Netanjahus politisches Kalkül brachte ihn dazu, die Kadima aus der Opposition in die Regierung zu holen. "Rein rechnerisch hatte das zur Folge, dass Netanjahu nun von den rechten Rändern der Ultraorthodoxen nicht mehr erpressbar ist. Jetzt kann er mit einer großen Mehrheit diese Reform durchführen", sagt Montag. So verhinderte Netanjahu Neuwahlen, doch ein Befreiungsschlag war das nicht. Der Kadima-Vorsitzende Schaul Mofas und Netanjahu zogen nicht am selben Strang: Erst als Mofas mit einem Ausscheiden aus der Regierung gedroht hatte, sollten die Empfehlungen für eine Aufnahme strengreligiöser Männer in die Armee nicht umgesetzt werden, lenkte Netanjahu ein. Und vollzog eine Kehrtwende: Nun soll ein Komitee den Gesetzesentwurf über einen allgemeinen Wehr- und Ersatzdienst ausarbeiten. Die Frist läuft zum 31. Juli ab.
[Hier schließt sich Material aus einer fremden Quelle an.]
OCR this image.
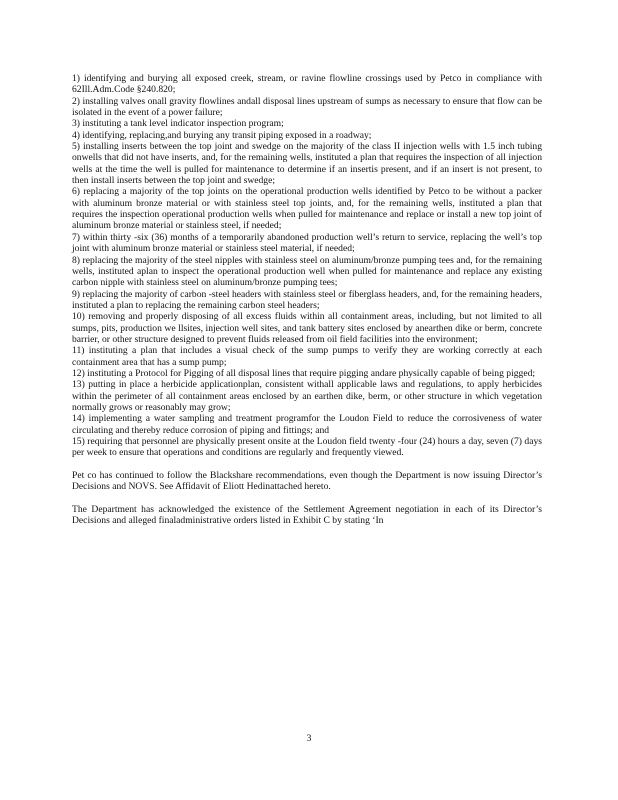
1) identifying and burying all exposed creek, stream, or ravine flowline crossings used by Petco in compliance with 62Ill.Adm.Code §240.820;
2) installing valves onall gravity flowlines andall disposal lines upstream of sumps as necessary to ensure that flow can be isolated in the event of a power failure;
3) instituting a tank level indicator inspection program;
4) identifying, replacing,and burying any transit piping exposed in a roadway;
5) installing inserts between the top joint and swedge on the majority of the class II injection wells with 1.5 inch tubing onwells that did not have inserts, and, for the remaining wells, instituted a plan that requires the inspection of all injection wells at the time the well is pulled for maintenance to determine if an insertis present, and if an insert is not present, to then install inserts between the top joint and swedge;
6) replacing a majority of the top joints on the operational production wells identified by Petco to be without a packer with aluminum bronze material or with stainless steel top joints, and, for the remaining wells, instituted a plan that requires the inspection operational production wells when pulled for maintenance and replace or install a new top joint of aluminum bronze material or stainless steel, if needed;
7) within thirty -six (36) months of a temporarily abandoned production well’s return to service, replacing the well’s top joint with aluminum bronze material or stainless steel material, if needed;
8) replacing the majority of the steel nipples with stainless steel on aluminum/bronze pumping tees and, for the remaining wells, instituted aplan to inspect the operational production well when pulled for maintenance and replace any existing carbon nipple with stainless steel on aluminum/bronze pumping tees;
9) replacing the majority of carbon -steel headers with stainless steel or fiberglass headers, and, for the remaining headers, instituted a plan to replacing the remaining carbon steel headers;
10) removing and properly disposing of all excess fluids within all containment areas, including, but not limited to all sumps, pits, production we llsites, injection well sites, and tank battery sites enclosed by anearthen dike or berm, concrete barrier, or other structure designed to prevent fluids released from oil field facilities into the environment;
11) instituting a plan that includes a visual check of the sump pumps to verify they are working correctly at each containment area that has a sump pump;
12) instituting a Protocol for Pigging of all disposal lines that require pigging andare physically capable of being pigged;
13) putting in place a herbicide applicationplan, consistent withall applicable laws and regulations, to apply herbicides within the perimeter of all containment areas enclosed by an earthen dike, berm, or other structure in which vegetation normally grows or reasonably may grow;
14) implementing a water sampling and treatment programfor the Loudon Field to reduce the corrosiveness of water circulating and thereby reduce corrosion of piping and fittings; and
15) requiring that personnel are physically present onsite at the Loudon field twenty -four (24) hours a day, seven (7) days per week to ensure that operations and conditions are regularly and frequently viewed.
Pet co has continued to follow the Blackshare recommendations, even though the Department is now issuing Director’s Decisions and NOVS. See Affidavit of Eliott Hedinattached hereto.
The Department has acknowledged the existence of the Settlement Agreement negotiation in each of its Director’s Decisions and alleged finaladministrative orders listed in Exhibit C by stating ‘In
3
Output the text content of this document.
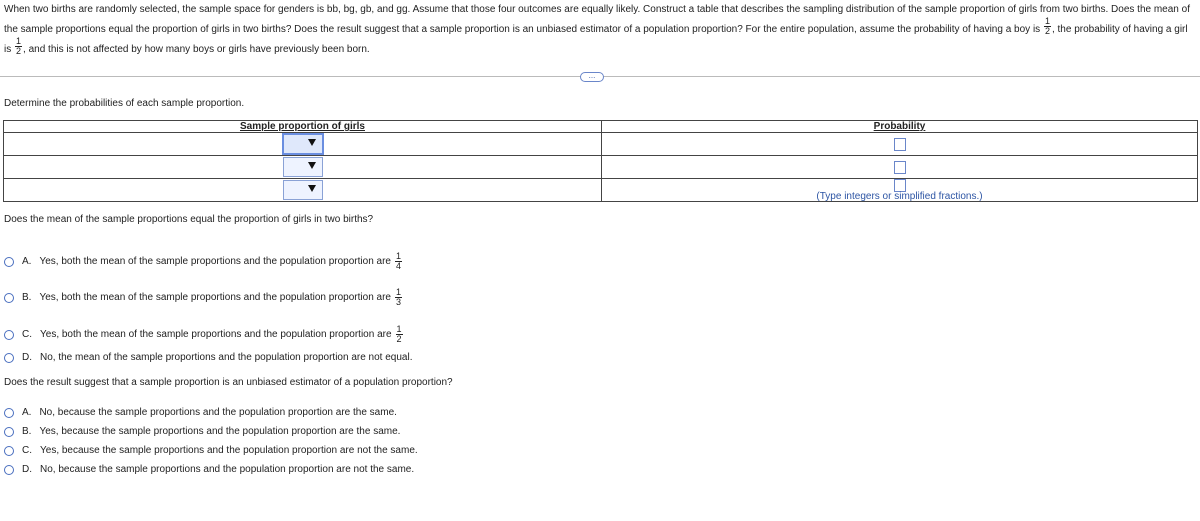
When two births are randomly selected, the sample space for genders is bb, bg, gb, and gg. Assume that those four outcomes are equally likely. Construct a table that describes the sampling distribution of the sample proportion of girls from two births. Does the mean of the sample proportions equal the proportion of girls in two births? Does the result suggest that a sample proportion is an unbiased estimator of a population proportion? For the entire population, assume the probability of having a boy is $\frac{1}{2}$ , the probability of having a girl is $\frac{1}{2}$ , and this is not affected by how many boys or girls have previously been born.
...
Determine the probabilities of each sample proportion.
Sample proportion of girls	Probability

	(Type integers or simplified fractions.)
Does the mean of the sample proportions equal the proportion of girls in two births?
A. Yes, both the mean of the sample proportions and the population proportion are $\frac{1}{4}$
B. Yes, both the mean of the sample proportions and the population proportion are $\frac{1}{3}$
C. Yes, both the mean of the sample proportions and the population proportion are $\frac{1}{2}$
D. No, the mean of the sample proportions and the population proportion are not equal.
Does the result suggest that a sample proportion is an unbiased estimator of a population proportion?
A. No, because the sample proportions and the population proportion are the same.
B. Yes, because the sample proportions and the population proportion are the same.
C. Yes, because the sample proportions and the population proportion are not the same.
D. No, because the sample proportions and the population proportion are not the same.
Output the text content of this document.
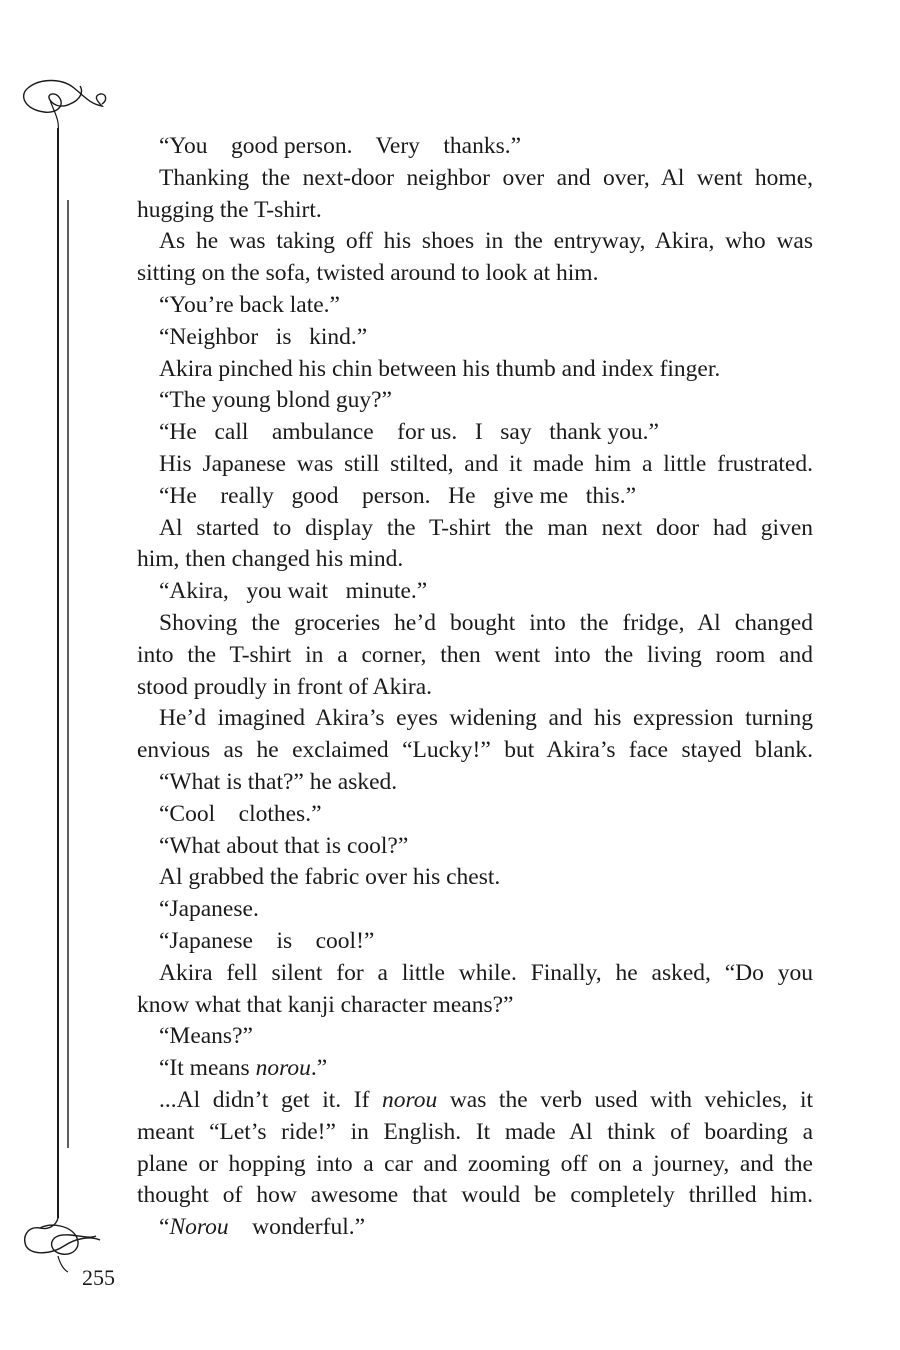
“You    good person.    Very    thanks.”
Thanking the next-door neighbor over and over, Al went home,
hugging the T-shirt.
As he was taking off his shoes in the entryway, Akira, who was
sitting on the sofa, twisted around to look at him.
“You’re back late.”
“Neighbor   is   kind.”
Akira pinched his chin between his thumb and index finger.
“The young blond guy?”
“He   call    ambulance    for us.   I   say   thank you.”
His Japanese was still stilted, and it made him a little frustrated.
“He    really   good    person.   He   give me   this.”
Al started to display the T-shirt the man next door had given
him, then changed his mind.
“Akira,   you wait   minute.”
Shoving the groceries he’d bought into the fridge, Al changed
into the T-shirt in a corner, then went into the living room and
stood proudly in front of Akira.
He’d imagined Akira’s eyes widening and his expression turning
envious as he exclaimed “Lucky!” but Akira’s face stayed blank.
“What is that?” he asked.
“Cool    clothes.”
“What about that is cool?”
Al grabbed the fabric over his chest.
“Japanese.
“Japanese    is    cool!”
Akira fell silent for a little while. Finally, he asked, “Do you
know what that kanji character means?”
“Means?”
“It means norou.”
...Al didn’t get it. If norou was the verb used with vehicles, it
meant “Let’s ride!” in English. It made Al think of boarding a
plane or hopping into a car and zooming off on a journey, and the
thought of how awesome that would be completely thrilled him.
“Norou    wonderful.”
255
Der israelische Ministerpräsident Benjamin Netanjahu im Porträt (Foto: ddp)
Benjamin Netanjahu: "historischer Schritt".Bild: dapd

Die künftige Rolle der Armee

Jerzy Montag begrüßt zwar die verbesserte Wehrgerechtigkeit, befürchtet aber auch Probleme durch die Einbindung der Ultraorthodoxen: "Die gesamte Westbank steht unter Militärverwaltung, das Verhalten der israelischen Armee gegenüber den halblegalen und ganz illegalen Siedlungen auf der Westbank ist für die gesamtpolitische Situation im Nahen Osten von einer großen Bedeutung". Die israelische Armee würde jetzt schon auf eine falsche Art und Weise auf der Westbank die Siedler schützen, das könnte sich noch verschlechtern, wenn mehr Ultraorthodoxe in der Armee das Sagen hätten, fügt Montag hinzu.

Drei ultra-orthodoxe Juden machen Taschlich. Das ist ein jüdischer Brauch im Anschluss an das Mincha-Gebet des ersten Neujahrstages.(Foto: UPI/Debbie Hill /Landov pixel)
Ultra-Orthodoxe: seit 1948 vom Wehrdienst befreitBild: picture alliance/landov

Ein weiteres Problem könnte die Diskussion um die Wehrpflicht noch mehr aufheizen: Immer weniger Israelis sind bereit, zum Militär zu gehen. Um dem Wehrdienst zu entkommen, gehen immer mehr Menschen zum Militärpsychiater, um sich untauglich schreiben zu lassen. In einem Interview mit Deutschlandradio Kultur erklärte der 20-Jährige Amir: "Wer wirklich will, kann sich freistellen lassen. Ohne dass darüber gesprochen wird, geht Israel indirekt von der Wehrpflichtarmee zu einem Berufsheer über."

Von einer grundsätzlichen Änderung des Charakters und der Bedeutung der israelischen Armee könne aber keine Rede sein, meint Montag. "Zuerst muss die Politik ihre Hausaufgaben machen, also für friedliche Verhältnisse im Nahen Osten sorgen, und wenn das erreicht ist, erst dann wird die Armee in Israel ihre Rolle ändern können."